I recently replaced our home phones because the old ones weren’t charging well, even with new batteries. I bought them online, had them delivered, set them up, and didn’t like them. The ring is strident, and the keypad has an aggravating quarter-second delay between pushing the button and making the tone. The phones are just not a pleasure to use.
I kicked myself for buying online where all I could tell was how the phone looked, and quantitative facts like battery type and price. I should have gone to a store. So the next time I was in a Best Buy, I went to look at the phones. And then I remembered: you can’t tell anything about the phones there either. First, none of them do anything, they are all non-working display models. Second, you can’t even pick some of them up: they are glued into the base, or have a cable awkwardly attached to their back. I had gotten into a car, driven to a real brick-and-mortar store that Best Buy had expensively built and staffed, and I had pretty much the same experience as I had online.
I understand that Best Buy needs to prevent theft, but don’t they also need to encourage purchases? I’m told that especially for laptops, trying the product physically is an important part of the purchasing process. Among many other reasons, Apple stores are part of the success of Apple laptops: customers are encouraging to touch and try the real thing.

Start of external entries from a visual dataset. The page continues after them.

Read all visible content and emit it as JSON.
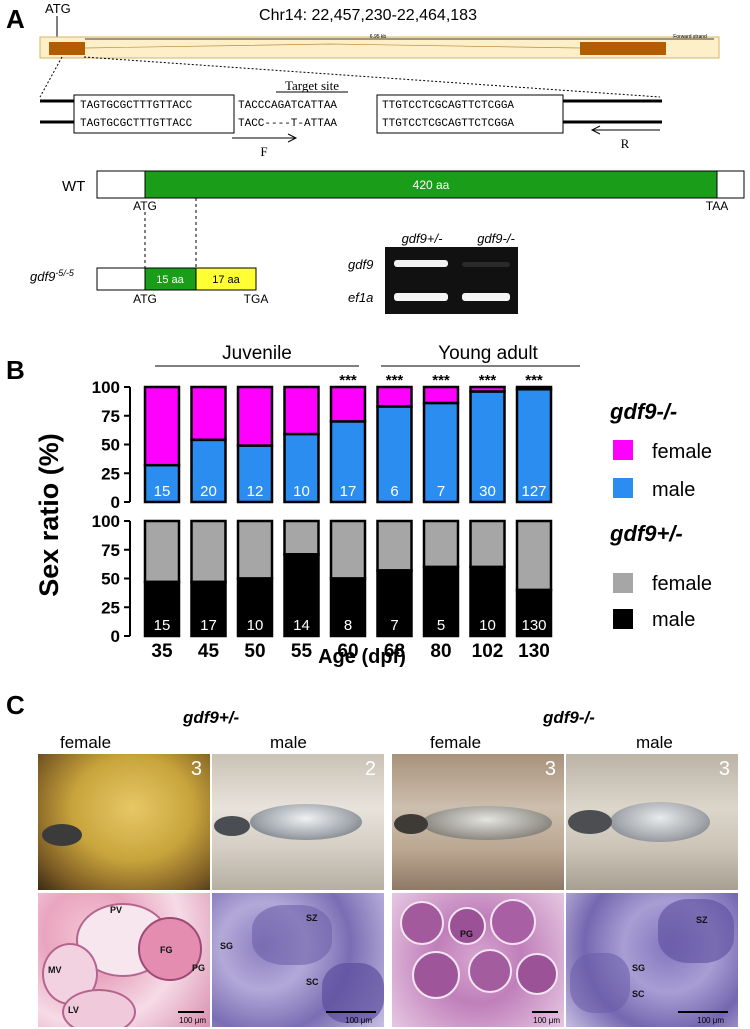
{
  "panel_a": {
    "letter": "A",
    "atg_top": "ATG",
    "chromosome": "Chr14: 22,457,230-22,464,183",
    "ruler_scale": "6.95 kb",
    "ruler_strand": "Forward strand",
    "target_site": "Target site",
    "seq_wt_left": "TAGTGCGCTTTGTTACC",
    "seq_wt_mid": "TACCCAGATCATTAA",
    "seq_wt_right": "TTGTCCTCGCAGTTCTCGGA",
    "seq_mut_left": "TAGTGCGCTTTGTTACC",
    "seq_mut_mid": "TACC----T-ATTAA",
    "seq_mut_right": "TTGTCCTCGCAGTTCTCGGA",
    "primer_f": "F",
    "primer_r": "R",
    "wt_label": "WT",
    "wt_protein": "420 aa",
    "wt_start": "ATG",
    "wt_stop": "TAA",
    "mut_label_base": "gdf9",
    "mut_label_sup": "-5/-5",
    "mut_seg1": "15 aa",
    "mut_seg2": "17 aa",
    "mut_start": "ATG",
    "mut_stop": "TGA",
    "gel_col1": "gdf9+/-",
    "gel_col2": "gdf9-/-",
    "gel_row1": "gdf9",
    "gel_row2": "ef1a",
    "colors": {
      "exon": "#b35c00",
      "protein": "#1a9e1a",
      "frameshift": "#ffff33"
    }
  },
  "panel_b": {
    "letter": "B",
    "chart_data": {
      "type": "bar",
      "stacked": true,
      "ylabel": "Sex ratio (%)",
      "xlabel": "Age (dpf)",
      "categories": [
        "35",
        "45",
        "50",
        "55",
        "60",
        "68",
        "80",
        "102",
        "130"
      ],
      "yticks": [
        "0",
        "25",
        "50",
        "75",
        "100"
      ],
      "group_labels": [
        "Juvenile",
        "Young adult"
      ],
      "top": {
        "genotype": "gdf9-/-",
        "series": [
          {
            "name": "male",
            "color": "#2b8df0",
            "values": [
              32,
              54,
              49,
              59,
              70,
              83,
              86,
              96,
              98
            ]
          },
          {
            "name": "female",
            "color": "#ff00ff",
            "values": [
              68,
              46,
              51,
              41,
              30,
              17,
              14,
              4,
              2
            ]
          }
        ],
        "counts": [
          "15",
          "20",
          "12",
          "10",
          "17",
          "6",
          "7",
          "30",
          "127"
        ],
        "significance": [
          "",
          "",
          "",
          "",
          "***",
          "***",
          "***",
          "***",
          "***"
        ]
      },
      "bottom": {
        "genotype": "gdf9+/-",
        "series": [
          {
            "name": "male",
            "color": "#000000",
            "values": [
              47,
              47,
              50,
              71,
              50,
              57,
              60,
              60,
              40
            ]
          },
          {
            "name": "female",
            "color": "#a6a6a6",
            "values": [
              53,
              53,
              50,
              29,
              50,
              43,
              40,
              40,
              60
            ]
          }
        ],
        "counts": [
          "15",
          "17",
          "10",
          "14",
          "8",
          "7",
          "5",
          "10",
          "130"
        ]
      }
    }
  },
  "panel_c": {
    "letter": "C",
    "geno_het": "gdf9+/-",
    "geno_ko": "gdf9-/-",
    "col_labels": [
      "female",
      "male",
      "female",
      "male"
    ],
    "photo_numbers": [
      "3",
      "2",
      "3",
      "3"
    ],
    "tissue_labels": {
      "het_female": [
        "PV",
        "FG",
        "MV",
        "PG",
        "LV"
      ],
      "het_male": [
        "SZ",
        "SG",
        "SC"
      ],
      "ko_female": [
        "PG"
      ],
      "ko_male": [
        "SZ",
        "SG",
        "SC"
      ]
    },
    "scale_bars": [
      "100 μm",
      "100 μm",
      "100 μm",
      "100 μm"
    ]
  }
}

For at least one of my complaints about the new phones, the online site could help me out: give me a usable emulation of the on-screen menu, and let me hear the noises the phone can make. For the keypad delay, there’s not much they can do.
Phones (I almost said “cordless phones”, but that would have dated me!) are a commodity these days, and price and appearance are probably the two most important considerations, so maybe I shouldn’t be surprised. But I would expect physical retailers to take whatever advantages they could.